Reference: https://www.aans.org/en/Patients/Neurosurgical-Conditions-and-Treatments/Deep-Brain-Stimulation

In order to test this new bio-material, I would perform testing based on the ISO 10993 international standard. This standard has 18 parts that evaluate how a device will be used and which tests to perform. It includes how the device will be located in the body, such as an implant, a surface device, or an external communication device like a TENS unit. 

It also has an indication of which tissues it will contact, whether it be blood, tissue, bone, or other areas. There is also a category for expected duration of use within the body, whether temporary or permanent. The tests include cytotoxicity, sensitization, irritation, various forms of toxicity, hemocompatibility, and more. These tests may or may not be compatible, depending on the application. A metal for a stent would be incompatible for use with a breast plant. 

@quanzi What specifically do you mean when you say that a "metal for a stent would be incompatible for use with a breast plant"?

I am referring to the material having the desired interface with the tissue. Breast tissue is soft and fluid. A biomaterial acting  as an implant must be fluid in nature as well, to match the interface of the breast tissue. 

Other respondents have already emphasized how biocompatibility is cover by ISO 10993, so I will dig right into how I evaluate new biomaterial in my previously failed dialysis product from five years ago.  There is an inventor that I met from Ohio, where I grew up, and he developed tubing that could be used for IVs, catheters and dialysis machines that is less prone to the development of infections and was described as being "not as uncomfortable" by the approximately 60 people that he had pilot-tested. I would run biocompatibility tests for the limited but repeated use of the tubing, looking at its correlation to chronic inflammation, sensitization and infection (toxicity).  Of specific interest would be its compatibility with the fistulas that were surgically implanted into the arms of a dialysis patient.

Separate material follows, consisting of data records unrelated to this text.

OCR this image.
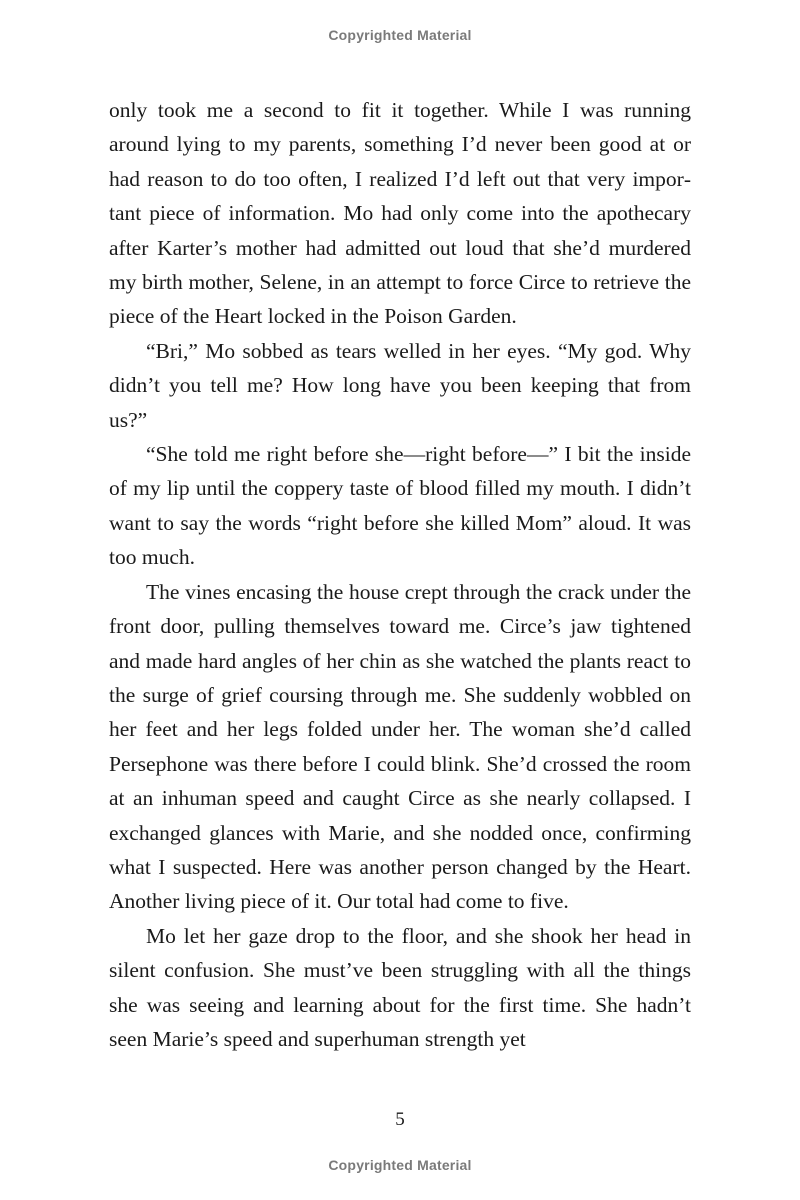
Copyrighted Material

only took me a second to fit it together. While I was running around lying to my parents, something I’d never been good at or had reason to do too often, I realized I’d left out that very important piece of information. Mo had only come into the apothecary after Karter’s mother had admitted out loud that she’d murdered my birth mother, Selene, in an attempt to force Circe to retrieve the piece of the Heart locked in the Poison Garden.

“Bri,” Mo sobbed as tears welled in her eyes. “My god. Why didn’t you tell me? How long have you been keeping that from us?”

“She told me right before she—right before—” I bit the inside of my lip until the coppery taste of blood filled my mouth. I didn’t want to say the words “right before she killed Mom” aloud. It was too much.

The vines encasing the house crept through the crack under the front door, pulling themselves toward me. Circe’s jaw tightened and made hard angles of her chin as she watched the plants react to the surge of grief coursing through me. She suddenly wobbled on her feet and her legs folded under her. The woman she’d called Persephone was there before I could blink. She’d crossed the room at an inhuman speed and caught Circe as she nearly collapsed. I exchanged glances with Marie, and she nodded once, confirming what I suspected. Here was another person changed by the Heart. Another living piece of it. Our total had come to five.

Mo let her gaze drop to the floor, and she shook her head in silent confusion. She must’ve been struggling with all the things she was seeing and learning about for the first time. She hadn’t seen Marie’s speed and superhuman strength yet

5
Copyrighted Material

During dialysis the patient's blood is transported out and filtered using a dialysate solution.  My proposed dialysis process recreates a dialysate solution with a non-water base comprised of electrolytes, so this new dialysate solution would have to be examined for its hemocompatibility, as well as the infusion of a natural occurring derivative into the blood before re-entering the body. This derivative is comparable to ozonated blood, which has generated positive research results in recent years, in spite of the research community and FDA historically labeling medical ozone and ozone therapy as medically toxic and scientifically unsubstantiated. 

In closing, my proposed dialysis process would involve the examination of its biomaterial surface interaction and the merits of the re-engineered dialysis machine in meeting federal regulatory and safety standards.